Я взглянула на него подозрительно. Не намекает ли он на Юлиуса, на мою привычку прятать голову под крыло?

Мы вернулись домой. Я показала собаку консьержке. Та отнюдь не выразила восторга. Мы сели в моей студии, а пес принялся грызть обивку.

— Что вы собирались делать вечером? — спросил Луи.

Это «прошедшее несовершенное» обеспокоило меня. Ведь я действительно должна была идти с Юлиусом и Дидье на закрытый просмотр. Было два выхода: взять собаку с собой или оставить ее дома одну. Луи предугадал возможность такого решения,

— Если вы оставите его одного, он будет выть, — заявил он, — и я, между прочим, тоже.

— Как?

— Да, если вы нас покинете сегодня вечером, он будет ужасно лаять, а я, вместо того, чтобы его успокоить, буду орать вместе с ним.

— У вас есть другое предложение?

— Ну да. Я схожу за покупками.

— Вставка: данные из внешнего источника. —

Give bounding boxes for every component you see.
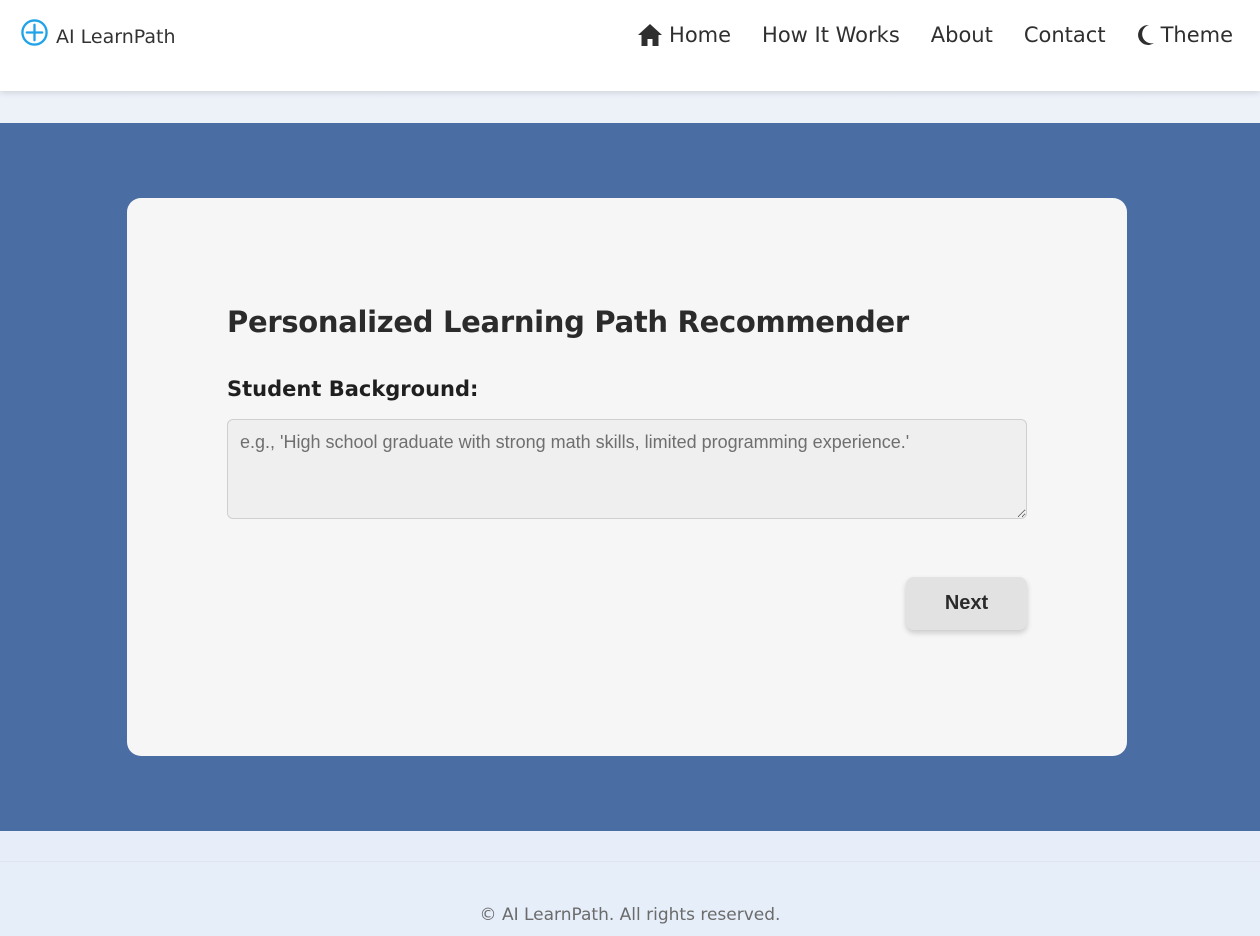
student-background-input[interactable] — [227, 419, 1027, 519]
theme-toggle[interactable]: Theme — [1137, 21, 1233, 49]
recommender-card: Personalized Learning Path Recommender S… — [127, 198, 1127, 756]
next-button[interactable]: Next — [906, 577, 1027, 630]
moon-icon — [1137, 24, 1154, 45]
brand-logo-link[interactable]: AI LearnPath — [20, 16, 175, 48]
footer-copyright: © AI LearnPath. All rights reserved. — [479, 905, 781, 925]
compass-plus-icon — [21, 18, 48, 46]
nav-how-it-works-label: How It Works — [762, 23, 900, 47]
student-background-label: Student Background: — [227, 377, 479, 401]
nav-contact-link[interactable]: Contact — [1024, 21, 1106, 49]
brand-name: AI LearnPath — [56, 26, 176, 48]
nav-about-link[interactable]: About — [931, 21, 993, 49]
nav-home-link[interactable]: Home — [637, 21, 731, 49]
main-nav: Home How It Works About Contact Theme — [637, 21, 1233, 49]
nav-about-label: About — [930, 23, 993, 47]
nav-home-label: Home — [669, 23, 732, 47]
nav-how-it-works-link[interactable]: How It Works — [762, 21, 900, 49]
hero-section: Personalized Learning Path Recommender S… — [0, 123, 1260, 831]
nav-contact-label: Contact — [1023, 23, 1106, 47]
top-navbar: AI LearnPath Home How It Works About Con… — [0, 0, 1260, 91]
page-title: Personalized Learning Path Recommender — [227, 305, 909, 339]
home-icon — [638, 24, 663, 46]
footer-divider — [0, 861, 1260, 862]
theme-toggle-label: Theme — [1160, 23, 1233, 47]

Мы откроем окно, потому что стоит теплая погода, и спокойно поужинаем здесь втроем, чтобы мы со щенком немного свыклись с вашей новой жизнью.

Он, конечно, шутил, но вид у него был крайне решительный. Я попыталась возразить.

— Надо бы позвонить, — сказала я. — То, что я собираюсь сделать, очень невоспитанно с моей стороны.

Но, говоря это, я хорошо понимала, что не представляю себе иного вечера, чем тот, который он мне описал. Наверное, у меня был очень сконфуженный вид, потому что он расхохотался и встал:

— Да, позвоните. А я пойду куплю собачьих консервов на троих.

Он ушел. Мгновение я сидела, как оглушенная. Потом ко мне подбежал пес и забрался на колени. Он хватал ртом мои волосы, а я разглядывала его минут десять объясняла ему, какой он хороший, красивый, умный, как и полагается плохому воспитателю, который портит детей. Нужно было позвонить, пока не вернулся Луи. В трубке послышался сухой голос Юлиуса, и впервые вызвал во мне не умиротворение, а замешательство.